The PDF Plague

There have been a half-dozen stories in the past few weeks that looked interesting, but didn’t even make it into the Links Dump for the day. Why not? Because the stories or studies were only available as PDF files.

I have no idea if this is actually getting worse, but I’m finding this more irritating than ever. It’s particularly annoying as there’s usually no good reason for presenting the information in question in PDF form– you could perfectly well present it as an easily linkable and quotable HTML page. Take, for example, this NEA report on the arts— the one-paragraph note on Inside Higher Ed is more useful than the official page for the survey itself. Or there’s the charter school study that Kevin Drum talked about— again, there’s no way to get even a short summary of the results without downloading a PDF file.

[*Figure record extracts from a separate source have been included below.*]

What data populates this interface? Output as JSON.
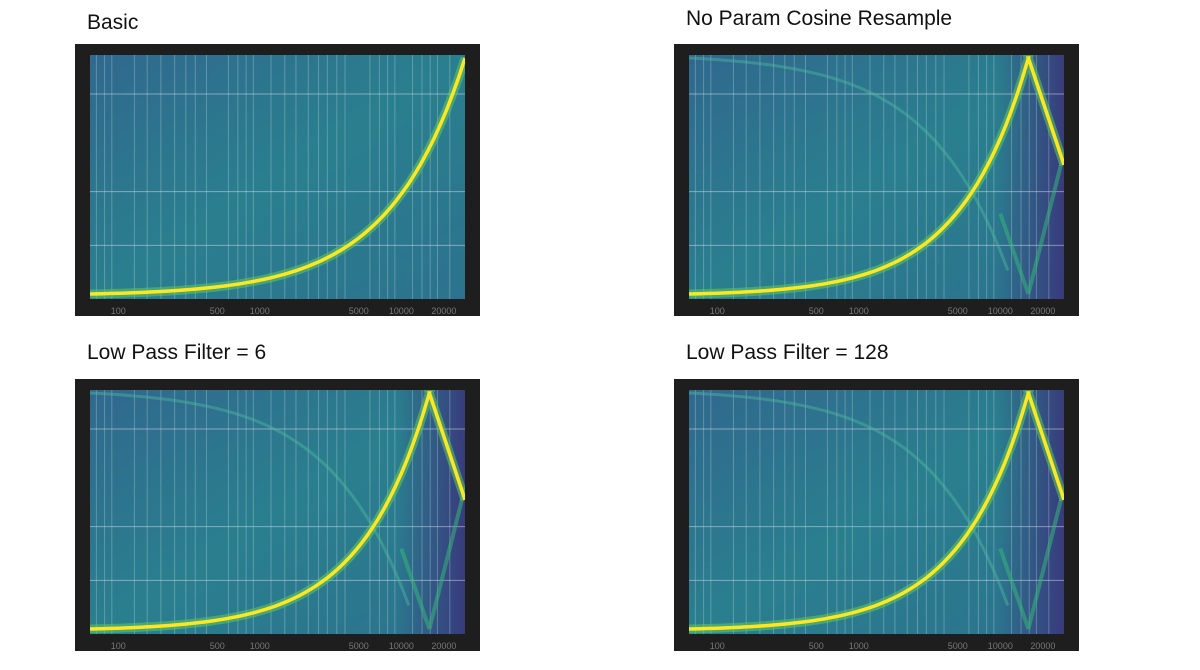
{
  "panels": [
    {
      "title": "Basic",
      "x_ticks": [
        "100",
        "500",
        "1000",
        "5000",
        "10000",
        "20000"
      ]
    },
    {
      "title": "No Param Cosine Resample",
      "x_ticks": [
        "100",
        "500",
        "1000",
        "5000",
        "10000",
        "20000"
      ]
    },
    {
      "title": "Low Pass Filter = 6",
      "x_ticks": [
        "100",
        "500",
        "1000",
        "5000",
        "10000",
        "20000"
      ]
    },
    {
      "title": "Low Pass Filter = 128",
      "x_ticks": [
        "100",
        "500",
        "1000",
        "5000",
        "10000",
        "20000"
      ]
    }
  ]
}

Just to piss Mike Kozlowski off, I’m going to blame this on Microsoft, for making Internet Explorer render HTML differently than every other browser on the planet. As a result, the only way to know that the formatting of a given document will show up correctly is to make it a PDF, because Microsoft hasn’t yet found a way to screw those up.

Whoever’s really responsible, though, this needs to stop. If you want your work to be talked about on the Internet, stop putting barriers in the way of people who would like to talk about it on the Internet. HTML, not PDF. And for the love of God, stop it with the Flash presentations, already.